# Premium 12m £6900 network cable for audio



## qubit (Feb 9, 2015)

Can't wait to get me one of these. I'm sure all those little audio bits will sound _waay_ better!   







The Diamond is a top-grade Ethernet Cable which is the result of a lifetime's research by AudioQuest made from the very best materials available. This really is a 'money no object' cable for the dedicated Hi-Fi enthusiast that has extended into a world of digital audio sources.

By extending the thought process of quality cabling from a server, PC or Media streamer to the router, further detail can be realised and restrictive shackles loosened. AudioQuest's Diamond RJ/E is a directional Ethernet cable made with the same hallmark materials, philosophy, care and attention that is applied to all their interconnects, whether it's an entry level introduction to hi-fi or a died-in-the-wool music connoisseur. Another upgrade with Diamond is a complete plug redesign, opting for an ultra-performance RJ45 connector made from silver with tabs that are virtually unbreakable. The plug comes with added strain relief and firmly lock into place ensuring no critical data is lost.

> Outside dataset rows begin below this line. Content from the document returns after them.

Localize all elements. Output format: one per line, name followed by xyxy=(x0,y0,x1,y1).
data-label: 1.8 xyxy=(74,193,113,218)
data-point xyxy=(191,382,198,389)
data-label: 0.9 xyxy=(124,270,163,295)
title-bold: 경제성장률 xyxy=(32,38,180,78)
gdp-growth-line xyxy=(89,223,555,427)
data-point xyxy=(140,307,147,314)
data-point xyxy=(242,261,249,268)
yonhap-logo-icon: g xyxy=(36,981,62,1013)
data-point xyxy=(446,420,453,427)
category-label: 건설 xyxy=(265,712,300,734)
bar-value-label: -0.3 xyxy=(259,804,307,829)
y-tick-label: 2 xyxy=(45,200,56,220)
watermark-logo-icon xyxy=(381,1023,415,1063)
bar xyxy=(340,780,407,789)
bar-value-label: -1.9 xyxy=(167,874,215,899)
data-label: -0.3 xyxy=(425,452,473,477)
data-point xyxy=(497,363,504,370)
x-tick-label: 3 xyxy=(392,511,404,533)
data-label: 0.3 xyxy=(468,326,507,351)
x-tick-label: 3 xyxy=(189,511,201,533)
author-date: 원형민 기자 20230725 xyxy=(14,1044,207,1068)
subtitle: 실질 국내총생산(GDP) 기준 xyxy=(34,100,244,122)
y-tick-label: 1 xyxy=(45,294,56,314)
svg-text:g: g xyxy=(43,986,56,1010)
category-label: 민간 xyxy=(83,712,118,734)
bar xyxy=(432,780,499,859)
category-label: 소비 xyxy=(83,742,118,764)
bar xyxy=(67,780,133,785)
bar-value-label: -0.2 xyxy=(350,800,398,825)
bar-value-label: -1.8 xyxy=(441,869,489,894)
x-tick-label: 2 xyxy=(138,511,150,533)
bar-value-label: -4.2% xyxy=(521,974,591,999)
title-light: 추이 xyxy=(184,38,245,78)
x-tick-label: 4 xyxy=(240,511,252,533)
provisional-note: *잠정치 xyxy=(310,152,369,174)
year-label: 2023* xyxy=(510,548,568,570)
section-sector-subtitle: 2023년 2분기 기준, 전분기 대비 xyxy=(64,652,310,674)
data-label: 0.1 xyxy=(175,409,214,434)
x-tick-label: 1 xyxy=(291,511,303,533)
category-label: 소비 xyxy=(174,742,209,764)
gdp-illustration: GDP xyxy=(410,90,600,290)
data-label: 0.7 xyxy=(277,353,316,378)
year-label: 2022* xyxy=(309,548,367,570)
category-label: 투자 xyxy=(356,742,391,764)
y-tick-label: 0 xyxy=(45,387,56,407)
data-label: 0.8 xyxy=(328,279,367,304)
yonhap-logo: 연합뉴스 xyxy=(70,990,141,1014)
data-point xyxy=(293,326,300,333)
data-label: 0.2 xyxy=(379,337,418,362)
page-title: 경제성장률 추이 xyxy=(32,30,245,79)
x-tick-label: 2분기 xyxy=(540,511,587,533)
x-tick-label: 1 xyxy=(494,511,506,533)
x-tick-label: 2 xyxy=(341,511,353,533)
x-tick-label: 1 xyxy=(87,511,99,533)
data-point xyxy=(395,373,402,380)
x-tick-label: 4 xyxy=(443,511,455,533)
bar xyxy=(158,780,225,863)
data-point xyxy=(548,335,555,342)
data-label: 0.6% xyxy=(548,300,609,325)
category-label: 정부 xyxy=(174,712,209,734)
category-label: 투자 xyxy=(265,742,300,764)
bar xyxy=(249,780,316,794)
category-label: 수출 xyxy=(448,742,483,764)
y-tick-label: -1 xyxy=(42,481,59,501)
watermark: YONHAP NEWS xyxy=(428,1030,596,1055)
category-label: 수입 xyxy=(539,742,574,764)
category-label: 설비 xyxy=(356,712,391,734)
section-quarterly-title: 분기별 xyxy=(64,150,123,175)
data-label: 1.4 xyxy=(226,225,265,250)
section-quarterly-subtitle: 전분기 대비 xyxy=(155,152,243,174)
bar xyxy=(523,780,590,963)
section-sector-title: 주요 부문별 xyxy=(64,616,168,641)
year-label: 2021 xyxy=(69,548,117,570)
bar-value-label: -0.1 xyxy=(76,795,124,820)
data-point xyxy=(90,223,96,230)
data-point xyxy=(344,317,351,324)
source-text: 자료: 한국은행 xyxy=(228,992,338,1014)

The beating heart of the AudioQuest Diamond are the Solid 100% Silver Perfect Surface conductors where raw silver is processed by drawing through at a much slower speed than normal to create an ultra-smooth surface area free of indents and grooves. Insulation is also a commodoty that slows down a signal so AQ have featured their Dielectric-Bias System (DBS); a self-generated stable electrostatic field which reduces energy storage and non-linear time delays to a minimum.

Rush out and buy it here: http://www.audiovisualonline.co.uk/product/8041/audioquest-diamond-rj-e-ethernet-cable-12m


----------



## Sasqui (Feb 9, 2015)

LOL, financing available.


----------



## Brusfantomet (Feb 10, 2015)

It is always funney when companies try to sell expensive digital cabels, especially the short ones that already are within spec.

Pretty shure that is a cat 5e cable as well, so the cat 6 cabels are already better.


----------



## eidairaman1 (Feb 11, 2015)

you can fab a cat 6 cable for less more metal means more RF pickup


----------



## Steevo (Feb 11, 2015)

http://www.machinadynamica.com/machina31.htm

Reasons why I hate people. 


1) They are fucking stupid.


----------



## eidairaman1 (Feb 11, 2015)

Steevo said:


> http://www.machinadynamica.com/machina31.htm
> 
> Reasons why I hate people.
> 
> ...



LMFAO


----------



## RCoon (Feb 11, 2015)

The best part is that its a network cable WITH ARROWS. They tell you you're supposed to have the network cable arrows pointing in the direction the "sound is flowing". I'm guessing these people don't realise that the router they have jammed between their NAS and PC/Audio system is going to render everything these cables supposedly do as pointless anyway. Unless they buy a silver contact £250,000 router/switch instead.


----------



## Sasqui (Feb 11, 2015)

Steevo said:


> http://www.machinadynamica.com/machina31.htm
> 
> Reasons why I hate people.
> 
> 1) They are fucking stupid.



What you don't believe this?

"*Large Brilliant Pebbles* On the floor in room corners, Large size Brilliant Pebbles reduces comb filter effects caused by very high sound pressure levels that develop in the corners when music is playing - as much as 3 or 4 times higher than the average sound pressure level in the room!!"


----------



## Frick (Feb 11, 2015)

http://www.jormadesign.com/products/origopower.htm

€2500.


----------



## qubit (Feb 11, 2015)

Frick said:


> http://www.jormadesign.com/products/origopower.htm
> 
> €2500.


You cheapskate, Frick.


----------



## Frick (Feb 12, 2015)

qubit said:


> You cheapskate, Frick.



No no, I just got one. It made my PC faster as the electricity can travel from the wall jack to the PSU more effeciently. Totally worth it.


----------